OPTIMIZATION OF HYDRAULIC FRACTURING DESIGN AND UNCERTAINTY ANALYSIS IN UNCONVENTIONAL RESERVOIR SHALE GAS

Abstract

This study focuses on the optimization of hydraulic fracturing design and uncertainty analysis in unconventional shale gas reservoirs. The research aims to identify key fracturing parameters that significantly impact recovery, Identify the most effective hydraulic fracturing configuration, and quantify the influence reservoir uncertainties on gas production. A numerical simulation model incorporating shale gas adsorption-desorption mechanisms is used to evaluate critical parameters in fracturing such as the amount number of stages, fracture half-length, stimulated width, height, effective width near the fracture zone, and permeability variations in the fracture and matrix.

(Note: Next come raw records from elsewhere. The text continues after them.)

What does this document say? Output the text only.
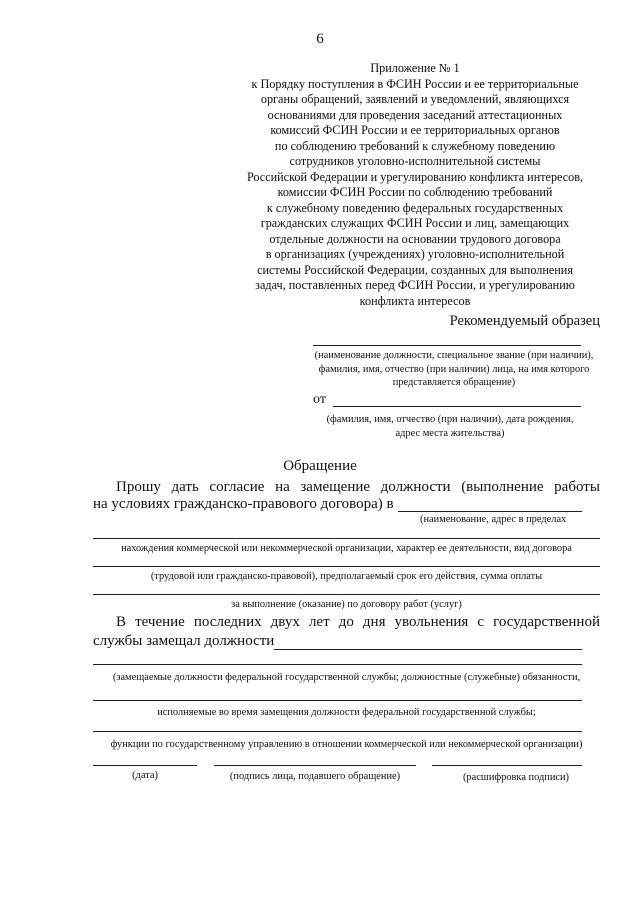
6
Приложение № 1
к Порядку поступления в ФСИН России и ее территориальные
органы обращений, заявлений и уведомлений, являющихся
основаниями для проведения заседаний аттестационных
комиссий ФСИН России и ее территориальных органов
по соблюдению требований к служебному поведению
сотрудников уголовно-исполнительной системы
Российской Федерации и урегулированию конфликта интересов,
комиссии ФСИН России по соблюдению требований
к служебному поведению федеральных государственных
гражданских служащих ФСИН России и лиц, замещающих
отдельные должности на основании трудового договора
в организациях (учреждениях) уголовно-исполнительной
системы Российской Федерации, созданных для выполнения
задач, поставленных перед ФСИН России, и урегулированию
конфликта интересов
Рекомендуемый образец
(наименование должности, специальное звание (при наличии),
фамилия, имя, отчество (при наличии) лица, на имя которого
представляется обращение)
от
(фамилия, имя, отчество (при наличии), дата рождения,
адрес места жительства)
Обращение
Прошу дать согласие на замещение должности (выполнение работы
на условиях гражданско-правового договора) в
(наименование, адрес в пределах
нахождения коммерческой или некоммерческой организации, характер ее деятельности, вид договора
(трудовой или гражданско-правовой), предполагаемый срок его действия, сумма оплаты
за выполнение (оказание) по договору работ (услуг)
В течение последних двух лет до дня увольнения с государственной
службы замещал должности
(замещаемые должности федеральной государственной службы; должностные (служебные) обязанности,
исполняемые во время замещения должности федеральной государственной службы;
функции по государственному управлению в отношении коммерческой или некоммерческой организации)
(дата)	(подпись лица, подавшего обращение)	(расшифровка подписи)
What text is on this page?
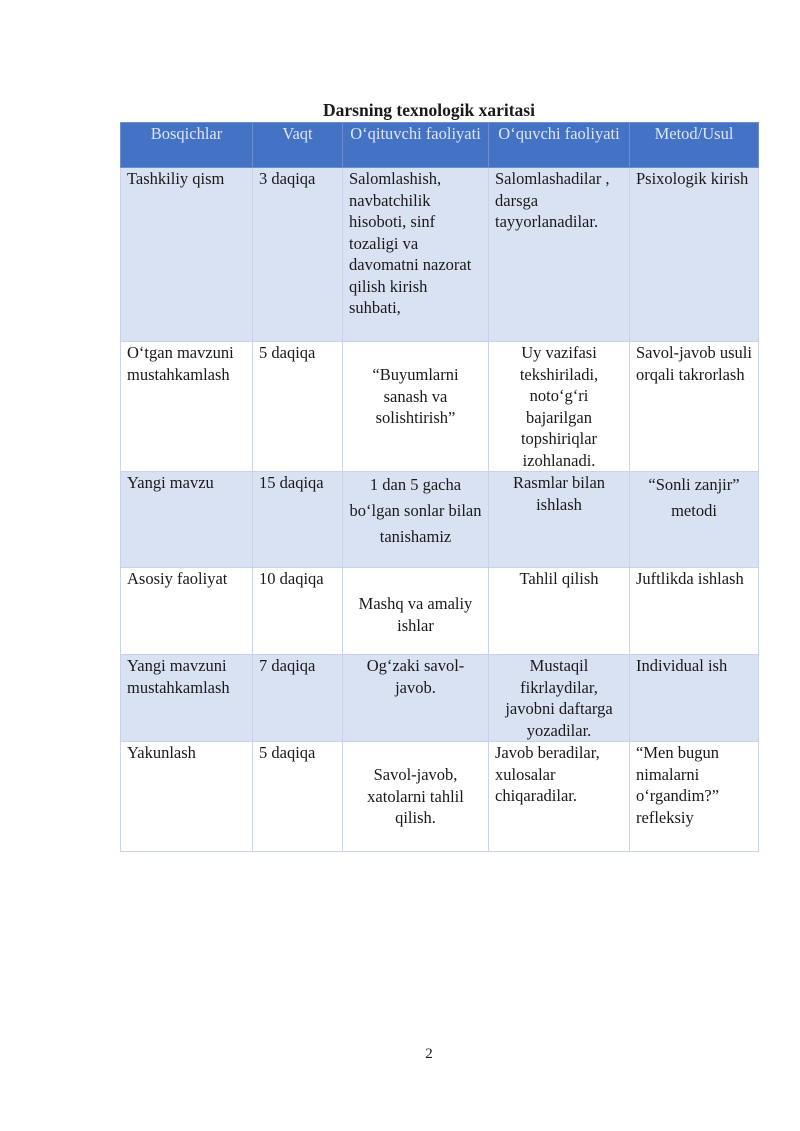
Darsning texnologik xaritasi
Bosqichlar	Vaqt	O‘qituvchi faoliyati	O‘quvchi faoliyati	Metod/Usul
Tashkiliy qism	3 daqiqa	Salomlashish, navbatchilik hisoboti, sinf tozaligi va davomatni nazorat qilish kirish suhbati,	Salomlashadilar , darsga tayyorlanadilar.	Psixologik kirish
O‘tgan mavzuni mustahkamlash	5 daqiqa	“Buyumlarni sanash va solishtirish”	Uy vazifasi tekshiriladi, noto‘g‘ri bajarilgan topshiriqlar izohlanadi.	Savol-javob usuli orqali takrorlash
Yangi mavzu	15 daqiqa	1 dan 5 gacha bo‘lgan sonlar bilan tanishamiz	Rasmlar bilan ishlash	“Sonli zanjir” metodi
Asosiy faoliyat	10 daqiqa	Mashq va amaliy ishlar	Tahlil qilish	Juftlikda ishlash
Yangi mavzuni mustahkamlash	7 daqiqa	Og‘zaki savol-javob.	Mustaqil fikrlaydilar, javobni daftarga yozadilar.	Individual ish
Yakunlash	5 daqiqa	Savol-javob, xatolarni tahlil qilish.	Javob beradilar, xulosalar chiqaradilar.	“Men bugun nimalarni o‘rgandim?” refleksiy
2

The optimization process, conducted using tNavigator simulation software, applies sensitivity analysis. Additionally, uncertainty analysis was performed on key reservoir parameters, including Langmuir pressure and volume, matrix and fracture porosity, and permeability variations. The results indicate that the number of stages is the most influential factor, with an optimal stage count of 18 stages. The optimized fracturing design achieves a recovery factor of 22.91%. The analysis uncertainty reveals that Langmuir parameters have the strongest impact on OGIP predictions, emphasizing the role of gas desorption in shale reservoirs. The probabilistic outcome P10; P50; P90 of different reservoir characteristic range highlights the optimized fracturing design, with recovery factors ranging from 13.09%, 18.48%, and 24.07%, confirming its resilience to reservoir uncertainties. Moreover, the study supports economic viability by demonstrating that gas production remains above the economic threshold of 60-100 Mscf/day for unconventional reservoirs.